L. monocytogenes expresses several virulence proteins [15], including Internalin A (InlA), which promotes bacterial adhesion and invasion of the host cell [15]. InlA possesses N-terminal AZD8931 chemical structure leucine-rich repeats that facilitate anchoring to the bacterial cell wall, while the most distal extracellular

domain binds to E-cadherin, which is crucial for host cell–cell adhesion and maintenance of tissue architecture. Both pathogenic and non-pathogenic Listeria species can be found in the same environment or food [16]. However, when an enrichment step is used, the non-pathogenic species may overgrow and outcompete L. monocytogenes[17–19], leading to false-negative AZD2171 supplier results. L. innocua is the most frequently found bacteria in Listeria-contaminated foods [17, 20], thus presenting a challenge for the specific capture and detection of pathogenic Listeria[21]. Hence, it is essential to develop methods that are capable of detecting pathogenic species in the presence of non-pathogenic species. Immunological approaches to detect pathogens in food are attractive; however, assay performance depends

on the quality and specificity of the antibodies used [14, 22]. For detection of Listeria, two types of assay specificities are desired: Listeria genus- or L. monocytogenes-specific tests. Anti-Listeria antibodies available from research laboratories or commercial vendors are associated with problems of low affinity [23], reaction to heterologous antigens [24, 25], lack of reaction towards all serotypes of L.

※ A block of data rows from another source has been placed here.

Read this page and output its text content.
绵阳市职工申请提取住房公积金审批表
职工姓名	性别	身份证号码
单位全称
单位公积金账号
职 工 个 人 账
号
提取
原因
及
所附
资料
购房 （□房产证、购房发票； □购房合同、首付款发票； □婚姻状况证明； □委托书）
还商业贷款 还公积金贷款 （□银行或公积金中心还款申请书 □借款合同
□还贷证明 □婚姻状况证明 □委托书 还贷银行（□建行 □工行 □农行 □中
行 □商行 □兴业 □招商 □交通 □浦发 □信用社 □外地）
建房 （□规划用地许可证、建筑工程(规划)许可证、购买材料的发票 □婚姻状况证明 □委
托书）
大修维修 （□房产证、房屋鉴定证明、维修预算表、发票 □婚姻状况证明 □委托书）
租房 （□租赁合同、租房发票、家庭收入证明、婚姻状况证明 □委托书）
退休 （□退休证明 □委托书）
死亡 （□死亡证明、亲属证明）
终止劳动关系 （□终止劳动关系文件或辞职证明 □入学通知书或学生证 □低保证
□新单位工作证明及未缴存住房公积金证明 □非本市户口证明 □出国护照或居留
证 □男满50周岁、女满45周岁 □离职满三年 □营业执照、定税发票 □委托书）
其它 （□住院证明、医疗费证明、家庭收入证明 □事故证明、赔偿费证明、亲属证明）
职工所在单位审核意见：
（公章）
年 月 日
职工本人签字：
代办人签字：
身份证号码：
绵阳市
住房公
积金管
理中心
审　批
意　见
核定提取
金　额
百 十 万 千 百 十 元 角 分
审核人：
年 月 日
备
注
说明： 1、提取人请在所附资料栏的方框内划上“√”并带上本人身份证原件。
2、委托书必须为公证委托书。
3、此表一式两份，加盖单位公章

monocytogenes[23, 26–28], lack of reaction due to physiological stress induced by growth media or assay parameters [29, 30], LY3023414 clinical trial and lack of compatibility with certain bioassay platforms [14, 22, 31]. Thus, there is a need for continued efforts to produce high-quality antibodies. The recovery of low numbers of pathogens from complex food matrices also impedes their rapid and sensitive detection [31, 32]. Antibodies are routinely used as affinity ligands to separate and concentrate the target analyte from sample matrices using paramagnetic beads (PMBs) [31–34] and also as recognition or reporter molecules on immunoassay platforms [31, 35, 36]. The PMB-captured cells may be presumptively identified by plating them on selective or differential media [37], or their identity may be confirmed O-methylated flavonoid by PCR [38, 39], flow cytometry [40], or cytotoxicity assay [41]. The use of a biosensor to detect cells captured by immunomagnetic separation (IMS) is an attractive approach due to increased speed, accuracy, and detection of a low number of targets [34, 42, 43]. Fiber-optic sensors utilize laser excitation to generate an evanescent wave in order to quantify biomolecules immobilized on an optical waveguide [31, 44, 45]. A capture antibody is immobilized on the waveguide and a fluorescent (Cyanine 5 or Alexa Fluor 647)-labeled second antibody is used as a reporter for the target analyte.